TD1

Exercise 1. Empirical Mean

Let \(z_1, \ldots, z_n\) be observations of a variable \(Z\).

Determine the value \(\hat{m}\) that minimizes the quadratic distance to the data \(S(m) = \sum_{i=1}^{n}(z_i - m)^2\).
The quantity \(\hat{m}\) actually corresponds to the ordinary least squares estimation in a linear regression model: \(Y = X\beta + \epsilon\). Specify what \(Y\), \(X\), \(\beta\), and \(\epsilon\) are.
Recover the result from the first question using the general formula for the least squares estimator: \(\hat{\beta} = (X^TX)^{-1}X^TY\).

Exercise 2. Recognizing a Linear Regression Model

Are the following models linear regression models? If not, can we apply a transformation to reduce them to one? For each linear regression model of the type \(Y = X\beta + \epsilon\), specify what \(Y\), \(X\), \(\beta\), and \(\epsilon\) are.
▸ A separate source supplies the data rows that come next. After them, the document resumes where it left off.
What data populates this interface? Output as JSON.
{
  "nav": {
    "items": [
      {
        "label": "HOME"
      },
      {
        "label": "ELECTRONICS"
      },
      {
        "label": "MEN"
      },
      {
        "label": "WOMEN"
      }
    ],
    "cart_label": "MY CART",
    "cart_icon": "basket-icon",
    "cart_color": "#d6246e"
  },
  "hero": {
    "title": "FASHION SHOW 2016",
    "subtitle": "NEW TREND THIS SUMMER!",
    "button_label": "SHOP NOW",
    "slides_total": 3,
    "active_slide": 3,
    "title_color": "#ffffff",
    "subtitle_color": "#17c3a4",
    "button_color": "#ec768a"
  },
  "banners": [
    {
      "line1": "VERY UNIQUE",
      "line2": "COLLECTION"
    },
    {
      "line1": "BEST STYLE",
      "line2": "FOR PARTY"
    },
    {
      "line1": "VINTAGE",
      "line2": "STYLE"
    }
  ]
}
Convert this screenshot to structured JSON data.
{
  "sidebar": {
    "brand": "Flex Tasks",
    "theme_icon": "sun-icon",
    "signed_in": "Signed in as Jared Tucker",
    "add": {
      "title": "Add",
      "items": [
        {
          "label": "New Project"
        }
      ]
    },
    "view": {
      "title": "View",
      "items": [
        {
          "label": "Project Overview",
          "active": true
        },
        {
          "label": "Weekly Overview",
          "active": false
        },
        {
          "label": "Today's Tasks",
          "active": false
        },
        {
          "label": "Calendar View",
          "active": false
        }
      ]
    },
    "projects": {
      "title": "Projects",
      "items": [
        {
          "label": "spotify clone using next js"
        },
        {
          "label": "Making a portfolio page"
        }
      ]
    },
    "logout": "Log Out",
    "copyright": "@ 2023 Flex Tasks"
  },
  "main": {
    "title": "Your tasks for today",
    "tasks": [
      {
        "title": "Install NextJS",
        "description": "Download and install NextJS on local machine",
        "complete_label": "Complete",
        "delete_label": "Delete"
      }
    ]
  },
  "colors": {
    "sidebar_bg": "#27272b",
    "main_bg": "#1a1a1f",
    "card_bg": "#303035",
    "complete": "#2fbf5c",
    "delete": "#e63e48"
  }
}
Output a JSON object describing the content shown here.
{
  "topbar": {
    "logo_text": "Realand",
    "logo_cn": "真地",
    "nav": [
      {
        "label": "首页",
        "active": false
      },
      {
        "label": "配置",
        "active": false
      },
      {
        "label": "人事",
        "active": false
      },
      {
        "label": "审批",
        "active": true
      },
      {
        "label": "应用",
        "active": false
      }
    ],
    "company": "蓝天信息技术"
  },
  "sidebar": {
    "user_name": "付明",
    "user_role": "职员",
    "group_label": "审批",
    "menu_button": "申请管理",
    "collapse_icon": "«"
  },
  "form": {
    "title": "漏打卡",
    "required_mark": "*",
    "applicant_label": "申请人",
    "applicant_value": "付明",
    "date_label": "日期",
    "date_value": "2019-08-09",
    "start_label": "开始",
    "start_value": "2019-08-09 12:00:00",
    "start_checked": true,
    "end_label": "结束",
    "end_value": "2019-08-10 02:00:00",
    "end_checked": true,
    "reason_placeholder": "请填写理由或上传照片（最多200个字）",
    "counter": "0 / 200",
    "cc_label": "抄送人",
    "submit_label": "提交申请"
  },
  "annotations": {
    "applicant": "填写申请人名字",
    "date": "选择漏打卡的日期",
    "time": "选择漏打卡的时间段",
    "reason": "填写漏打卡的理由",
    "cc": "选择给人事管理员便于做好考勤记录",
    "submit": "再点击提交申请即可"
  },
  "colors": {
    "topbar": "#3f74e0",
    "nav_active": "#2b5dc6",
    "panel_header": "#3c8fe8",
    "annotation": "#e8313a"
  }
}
We observe \((x_i, y_i)\), \(i = 1, \ldots, n\) theoretically linked by the relation \(y_i = a + bx_i + \epsilon_i\), \(i = 1, \ldots, n\), where the variables \(\epsilon_i\) are centered, with variance \(\sigma^2\) and uncorrelated. We wish to estimate \(a\) and \(b\).
We observe \((x_i, y_i)\), \(i = 1, \ldots, n\) theoretically linked by the relation \(y_i = a_1x_i + a_2x_i^2 + \epsilon_i\), \(i = 1, \ldots, n\), where the variables \(\epsilon_i\) are centered, with variance \(\sigma^2\) and uncorrelated. We wish to estimate \(a_1\) and \(a_2\).
For different countries (\(i = 1, \ldots, n\)), we record their production \(P_i\), their capital \(K_i\), their labor factor \(T_i\) which are theoretically linked by the Cobb-Douglas relation \(P = \alpha_1K^{\alpha_2}T^{\alpha_3}\). We wish to verify this relation and estimate \(\alpha_1\), \(\alpha_2\), and \(\alpha_3\).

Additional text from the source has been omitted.